I suppose there is some sense in that. Blue tits do not tend to make social groups with sparrowhawks, just as we don’t tend to invite psychopathic serial killers round for dinner (oh, and please bring a carving knife!).

But the sparrowhawk does not like to be too conspicuous. It relies on stealth and ambush. It flies low and fast and its short, broad wings make it highly manoeuvrable. It can zigzag between trees, change direction and suddenly appear from behind a hedge to grab a chaffinch that ‘will never know what hit it’. I had seen three sparrowhawks before I realized I had seen any at all. In fact, I was beginning to think that ‘a sparrowhawk’ was not an object at all, but an event. This is how it goes: there is stillness. A polite garden tucked away in a well-behaved suburban street.
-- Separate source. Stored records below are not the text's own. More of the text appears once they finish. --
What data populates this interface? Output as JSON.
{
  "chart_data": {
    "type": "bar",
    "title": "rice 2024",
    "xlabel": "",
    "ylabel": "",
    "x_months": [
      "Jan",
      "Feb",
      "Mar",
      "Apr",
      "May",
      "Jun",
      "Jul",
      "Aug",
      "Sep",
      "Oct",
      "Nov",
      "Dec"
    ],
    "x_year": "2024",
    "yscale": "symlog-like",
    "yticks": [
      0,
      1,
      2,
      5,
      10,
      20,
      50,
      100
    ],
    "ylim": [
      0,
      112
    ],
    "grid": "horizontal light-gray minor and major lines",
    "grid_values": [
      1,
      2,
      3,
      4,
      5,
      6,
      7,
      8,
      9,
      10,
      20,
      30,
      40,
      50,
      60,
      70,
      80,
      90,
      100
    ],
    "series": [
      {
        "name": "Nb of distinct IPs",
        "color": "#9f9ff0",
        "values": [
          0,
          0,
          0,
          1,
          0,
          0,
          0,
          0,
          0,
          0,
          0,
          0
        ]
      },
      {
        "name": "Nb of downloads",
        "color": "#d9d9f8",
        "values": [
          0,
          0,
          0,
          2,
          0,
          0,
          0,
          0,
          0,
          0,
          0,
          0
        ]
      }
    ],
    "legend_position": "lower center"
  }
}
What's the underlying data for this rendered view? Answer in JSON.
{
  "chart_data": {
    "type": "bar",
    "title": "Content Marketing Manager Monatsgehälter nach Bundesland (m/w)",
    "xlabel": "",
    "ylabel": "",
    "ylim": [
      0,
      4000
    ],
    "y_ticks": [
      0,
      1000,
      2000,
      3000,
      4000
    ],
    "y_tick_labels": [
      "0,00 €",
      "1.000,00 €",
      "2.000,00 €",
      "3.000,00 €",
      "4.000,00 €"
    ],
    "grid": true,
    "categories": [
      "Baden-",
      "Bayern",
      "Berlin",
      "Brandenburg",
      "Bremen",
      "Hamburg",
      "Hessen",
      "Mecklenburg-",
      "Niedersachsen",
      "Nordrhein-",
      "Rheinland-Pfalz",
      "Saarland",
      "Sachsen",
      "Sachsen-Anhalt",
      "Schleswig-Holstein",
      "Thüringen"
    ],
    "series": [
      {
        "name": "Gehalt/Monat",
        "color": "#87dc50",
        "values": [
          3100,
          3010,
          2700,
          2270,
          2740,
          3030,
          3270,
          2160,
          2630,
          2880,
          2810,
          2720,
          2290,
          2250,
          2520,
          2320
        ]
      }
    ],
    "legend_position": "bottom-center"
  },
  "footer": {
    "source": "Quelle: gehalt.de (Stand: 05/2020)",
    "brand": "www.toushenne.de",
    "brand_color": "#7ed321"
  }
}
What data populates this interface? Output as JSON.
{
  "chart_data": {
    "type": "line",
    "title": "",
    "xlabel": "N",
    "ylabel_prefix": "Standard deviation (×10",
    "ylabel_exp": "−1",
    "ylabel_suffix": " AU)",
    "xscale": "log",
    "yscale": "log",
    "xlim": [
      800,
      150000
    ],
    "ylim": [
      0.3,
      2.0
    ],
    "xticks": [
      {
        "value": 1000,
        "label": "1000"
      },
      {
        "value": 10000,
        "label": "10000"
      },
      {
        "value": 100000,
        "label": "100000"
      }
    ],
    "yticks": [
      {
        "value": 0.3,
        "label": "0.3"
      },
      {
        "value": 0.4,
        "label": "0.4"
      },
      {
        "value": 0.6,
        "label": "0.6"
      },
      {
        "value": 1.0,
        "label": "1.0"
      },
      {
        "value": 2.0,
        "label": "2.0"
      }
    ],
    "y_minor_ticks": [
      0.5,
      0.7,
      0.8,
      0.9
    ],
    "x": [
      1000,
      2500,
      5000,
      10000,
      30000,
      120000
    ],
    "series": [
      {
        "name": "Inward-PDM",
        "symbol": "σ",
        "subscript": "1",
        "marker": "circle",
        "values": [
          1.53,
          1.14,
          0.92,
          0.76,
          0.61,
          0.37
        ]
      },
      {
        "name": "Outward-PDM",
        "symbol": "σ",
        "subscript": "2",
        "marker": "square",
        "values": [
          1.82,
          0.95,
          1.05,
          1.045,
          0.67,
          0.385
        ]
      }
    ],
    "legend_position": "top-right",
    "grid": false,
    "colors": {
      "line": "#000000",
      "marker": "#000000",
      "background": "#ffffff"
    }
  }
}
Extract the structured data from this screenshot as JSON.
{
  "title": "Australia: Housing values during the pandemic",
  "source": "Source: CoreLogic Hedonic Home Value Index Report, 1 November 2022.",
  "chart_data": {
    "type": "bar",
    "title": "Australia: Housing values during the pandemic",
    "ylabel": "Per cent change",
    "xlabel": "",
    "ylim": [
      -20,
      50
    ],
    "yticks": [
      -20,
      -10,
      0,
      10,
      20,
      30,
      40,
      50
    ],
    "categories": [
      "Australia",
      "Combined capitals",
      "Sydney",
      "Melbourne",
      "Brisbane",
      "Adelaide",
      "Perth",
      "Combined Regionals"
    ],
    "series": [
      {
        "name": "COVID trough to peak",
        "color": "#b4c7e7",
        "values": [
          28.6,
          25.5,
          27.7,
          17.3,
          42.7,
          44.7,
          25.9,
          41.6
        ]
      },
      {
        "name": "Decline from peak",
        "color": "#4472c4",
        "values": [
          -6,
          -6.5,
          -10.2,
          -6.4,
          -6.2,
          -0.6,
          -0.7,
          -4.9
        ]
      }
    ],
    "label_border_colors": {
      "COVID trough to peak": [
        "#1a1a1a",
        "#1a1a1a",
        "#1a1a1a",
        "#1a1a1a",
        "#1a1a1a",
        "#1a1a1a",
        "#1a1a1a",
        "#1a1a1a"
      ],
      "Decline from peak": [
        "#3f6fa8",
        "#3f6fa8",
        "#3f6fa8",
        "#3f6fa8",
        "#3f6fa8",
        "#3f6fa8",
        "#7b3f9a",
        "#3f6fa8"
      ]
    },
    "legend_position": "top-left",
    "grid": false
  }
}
The clean feeders are well stocked with nuts and seeds. All the regulars are there. Same lot, every day; wonderful to see them all, though. Blue tits, great tits, chaffinches, greenfinches, sparrows and, if you’re very lucky, maybe a nuthatch. But the scene is one of serenity. Humanity on the fringes of nature. Nature on the fringes of humanity. Man interfering with nature in a benign way. We love it. The bird table: for birds, children and old people. And then—

What was that? A bolt of feathered lightning. A whoosh. A dark, grey-brown flash. Noise. Alarms. The garden is now empty. Empty but for a few fluffy, blue-ish feathers, floating in the air, a bright red streak on the bird table and the stillness of death. Ladies and gentlemen—the sparrowhawk.

‘It’s not really birdwatching you do, is it, Dad?’ Jon asked. ‘It’s just walking in the country. Not even in the country, always. I mean, you could walk to a pub three miles away and if you see a bird you can identify you call it birdwatching, when it’s really going to the pub!’

‘Don’t give my secret away, son!’

The mini-idyll was spoiled by the tinny ringtone of a mobile phone.

‘Oh, Lou, I can’t believe you brought your mobile phone with you.’

‘I only brought one of them!’ she said, scowling. ‘Hey, Rozzie, hi, how are you?…No, I’m out at the moment…no, I’m with Jon and my dad…What are we doing? Oh, we’re…um…we’re out.’ Louise looked at me sheepishly. ‘We’re shopping in town!’

DANNY SEES A BIRD

I
t’s hard to explain the appeal of watching birds. They are not even fluffy and cuddly. There are some cute little ones and some brightly coloured ones but they are, in the main, spiky and reptilian with blank cold eyes. They don’t do anything special when you watch them; just get on with their lives. But maybe that is special. They eat, have sex, have children and die. And they are not that worried by us. Animals avoid us, but birds can always fly away, so they are taking less of a risk in being around. And they’ve adapted to us fairly well. If you watch crows on the motorway scavenging the dead carcass of a hedgehog, a pheasant or even a crow, they move out of the way when a car comes hurtling towards them. But they’ve learned to time it very well. You can see a rook stabbing at the dead body, casually stepping aside as a car bombs past, then nonchalantly returning to its food seconds later. And be honest: you don’t see many dead crows on the carriageway. Birds are there, doing their thing, right under our very noses.

But it’s hard to explain all this, especially to someone like Danny who is, shall we say, rather ‘urban’ in most ways.

By day he drives around the country, visiting factories, schools, hospitals and offices, servicing computers and secretaries, and by night he’s salivating over or dropping ash on some poor girl at a back-of-the-pub rock gig. I was determined to get him out bird-watching. No lifestyle and twitching can be mutually exclusive. Unless your lifestyle is shooting as many birds as you can as they fly over your house. But let’s not get sidetracked into talking about the French in these pages.